Refleksi Hari Asma Sedunia 7 Mei 2025
“Make Inhaled Treatments Accessible for ALL”
headlinejatim.com —Di sebuah negeri tropis yang kaya akan janji-janji dan miskin udara bersih, hiduplah seorang guru bernama Budi. Ia bukan menteri, bukan pejabat, bukan pula komisaris. Ia hanya seorang pengajar sekolah dasar yang setiap hari menggantungkan hidup pada dua hal: semangat dan inhaler.
Sayangnya, yang satu bisa ia dapat dari murid-muridnya, tapi yang satu lagi harus ia cari di apotek, yang seringkali kosong, atau harganya tak manusiawi. Dan yang lebih ironis, harga sebotol inhaler itu bahkan bisa lebih mahal dari ongkos seminar kesehatan yang rutin digelar oleh para pemangku kebijakan negeri.
Asma dan Negara yang Tak Sempat Bernapas
Di negeri ini, asma masih dianggap “penyakit kecil”. Tidak seperti jantung yang sering jadi proyek, atau diabetes yang bisa menyedot dana riset. Asma tak punya panggung. Ia hanya hidup di dada-dada yang mendesah di malam hari, di anak-anak yang tak kuat lari saat upacara bendera, atau di para pekerja pabrik yang menganggap sesak napas sebagai “biaya hidup”.
Data Riskesdas bilang, 4,5% rakyat negeri ini hidup dengan asma. Itu 12 juta jiwa atau setara dengan total penduduk Jakarta dan Surabaya jika digabung. Tapi entah mengapa, statistik ini hanya jadi catatan kaki di RPJMN dan PowerPoint kementerian yang lebih sering membahas startup kesehatan ketimbang alat bantu napas.

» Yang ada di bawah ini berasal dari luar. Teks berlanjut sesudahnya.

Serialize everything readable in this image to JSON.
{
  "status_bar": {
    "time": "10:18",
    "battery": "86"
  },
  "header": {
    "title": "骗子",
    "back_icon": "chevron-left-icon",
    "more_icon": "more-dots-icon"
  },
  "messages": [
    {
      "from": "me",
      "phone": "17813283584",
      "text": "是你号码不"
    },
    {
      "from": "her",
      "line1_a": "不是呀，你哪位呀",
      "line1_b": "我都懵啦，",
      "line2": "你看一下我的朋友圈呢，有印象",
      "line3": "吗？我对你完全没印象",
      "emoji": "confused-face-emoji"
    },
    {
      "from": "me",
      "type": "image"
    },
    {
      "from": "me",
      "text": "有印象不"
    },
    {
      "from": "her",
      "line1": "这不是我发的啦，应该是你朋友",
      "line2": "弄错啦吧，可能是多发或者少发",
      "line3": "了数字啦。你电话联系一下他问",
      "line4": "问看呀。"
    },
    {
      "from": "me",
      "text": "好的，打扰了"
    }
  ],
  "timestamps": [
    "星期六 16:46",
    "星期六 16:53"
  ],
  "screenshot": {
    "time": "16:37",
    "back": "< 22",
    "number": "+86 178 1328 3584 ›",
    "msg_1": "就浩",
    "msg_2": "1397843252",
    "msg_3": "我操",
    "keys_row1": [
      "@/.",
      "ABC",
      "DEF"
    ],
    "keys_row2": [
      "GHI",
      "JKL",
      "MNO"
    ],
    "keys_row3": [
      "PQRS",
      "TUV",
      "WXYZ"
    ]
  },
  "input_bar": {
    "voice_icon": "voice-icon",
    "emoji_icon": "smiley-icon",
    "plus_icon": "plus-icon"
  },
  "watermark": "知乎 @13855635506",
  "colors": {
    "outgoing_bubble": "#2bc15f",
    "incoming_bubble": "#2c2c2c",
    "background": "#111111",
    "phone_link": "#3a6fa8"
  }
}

Budi, dan Negara yang Selalu Terlambat
Budi mengenal inhaler preventif dari seorang dokter muda di puskesmas. Itu pun bukan karena kampanye nasional, melainkan karena dokter itu iseng bikin edukasi mini di ruang tunggu. Setelah rutin pakai, hidup Budi berubah: ia bisa mengajar tanpa takut tumbang, bisa jalan-jalan tanpa khawatir kehilangan napas.
Tapi ia juga tahu, di desa tempat ia lahir, teman-temannya masih hidup dalam ketidaktahuan. Di sana, asma disembuhkan pakai air putih, doa, dan kadang… pasrah.
Tema 2025: Akses Inhaler untuk Semua?
Tahun ini, GINA menetapkan tema: “Make Inhaled Treatments Accessible for ALL”. Dunia sedang bicara soal kesetaraan akses pengobatan. Tapi di negeri ini, inhaler belum masuk daftar barang strategis. Lebih mudah mencari rokok eceran ketimbang inhaler generik.
Mungkin karena napas tak menghasilkan devisa.
Kepada Para Pengambil Keputusan: Pernahkah Anda Sesak Napas?
Kami ingin bertanya, bukan dengan marah, hanya dengan harap:
Pernahkah Anda mendengar anak Anda menangis tengah malam karena dadanya terasa sesak?
Pernahkah Anda harus memilih: beli inhaler atau isi bensin untuk bekerja esok hari?
Pernahkah Anda berpikir bahwa nyawa rakyat kecil tak seharusnya semahal paten obat?
Jika belum, barangkali inilah saatnya Anda turun dari podium dan duduk di ruang tunggu puskesmas. Di sana, rakyat Anda sedang belajar cara hidup dengan paru-paru yang tak pernah benar-benar diberi ruang.
Napas Itu Hak, Bukan Layanan Premium
Hari Asma Sedunia bukan soal peringatan di kalender dinas. Ia adalah alarm, bahwa hingga hari ini, napas belum menjadi bagian dari kebijakan publik.
Budi dan jutaan penderita asma tidak meminta belas kasihan. Mereka hanya ingin napas mereka dianggap penting. Sama pentingnya dengan proyek infrastruktur, agenda politik, atau tender pengadaan barang yang entah apa gunanya.
Karena di negeri yang katanya kaya raya ini, jangan sampai satu-satunya yang gratis hanyalah udara kotor.